The Refrigerium describes a brief respite from Hell, where the departed are allowed a day in Heaven. Lewis accomplishes this through the idea of the Refrigerium, an idea propagated in a sermon by the English clergyman Jeremy Taylor. ∞vil can be undone, but it cannot develop into good. Īt the centre of The Great Divorce is the idea of a second chance, that those in Hell (or Purgatory, depending on their life choices) are given an opportunity to reject the wrong path, and return to the correct one. This does not mean that those who chose the wrong roads inevitably perish, but to be put back on the right path requires finding ones errors and correcting them. He argues we live in a world where all roads do not eventually lead to a common destination, a centre if you will, where some degree of good coexists with a tinge of evil instead, all roads diverge, leading to distinct destinations of good or evilwhere good and evil continually diverge, grow farther and farther apart: Good, as it ripens, becomes continually more different not only from evil but from other good, that is, where Good is definitively and categorically divorced from Evilwhere Heaven is divorced from Hell. Lewis declines to launch a full frontal attack on Blakes ideas–he isnt even convinced that he knew what Blake meant - but he does take issue with the idea that there may be a direct path between carnal desire and the spiritual, and by extension, between Heaven and Hell–that there is a way by which both alternatives can somehow be reconciled without a rejection of past sinful behavior, where mere development or adjustment or refinement will somehow turn evil into good without being called on for a final and total rejection of anything we should like to retain. Lewis categorically rejects these ideas. He says, Man has no Body distinct from his Soul Energy is the only life, and is from the Body.

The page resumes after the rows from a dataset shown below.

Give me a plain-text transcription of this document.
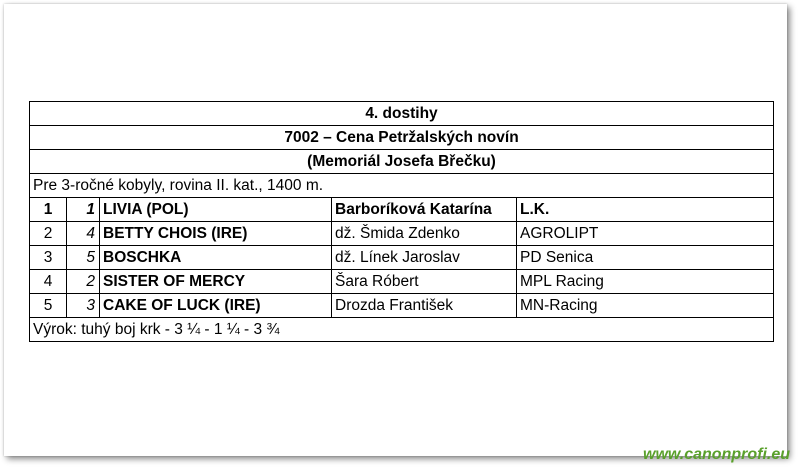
4. dostihy				
7002 – Cena Petržalských novín				
(Memoriál Josefa Břečku)				
Pre 3-ročné kobyly, rovina II. kat., 1400 m.				
1	1	LIVIA (POL)	Barboríková Katarína	L.K.
2	4	BETTY CHOIS (IRE)	dž. Šmida Zdenko	AGROLIPT
3	5	BOSCHKA	dž. Línek Jaroslav	PD Senica
4	2	SISTER OF MERCY	Šara Róbert	MPL Racing
5	3	CAKE OF LUCK (IRE)	Drozda František	MN-Racing
Výrok: tuhý boj krk - 3 ¼ - 1 ¼ - 3 ¾				
www.canonprofi.eu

According to the British Library, in The Marriage of Heaven and Hell, Blake develops the idea that the sensual world can lead to the spiritual, and that the repression of desire destroys the spirit. Blake, a celebrated artist and poet, supported the idea of spirituality, and was a fierce critic of organized religion. Lewis presents his allegory as a kind of counterpoint to William Blakes The Marriage of Heaven and Hell.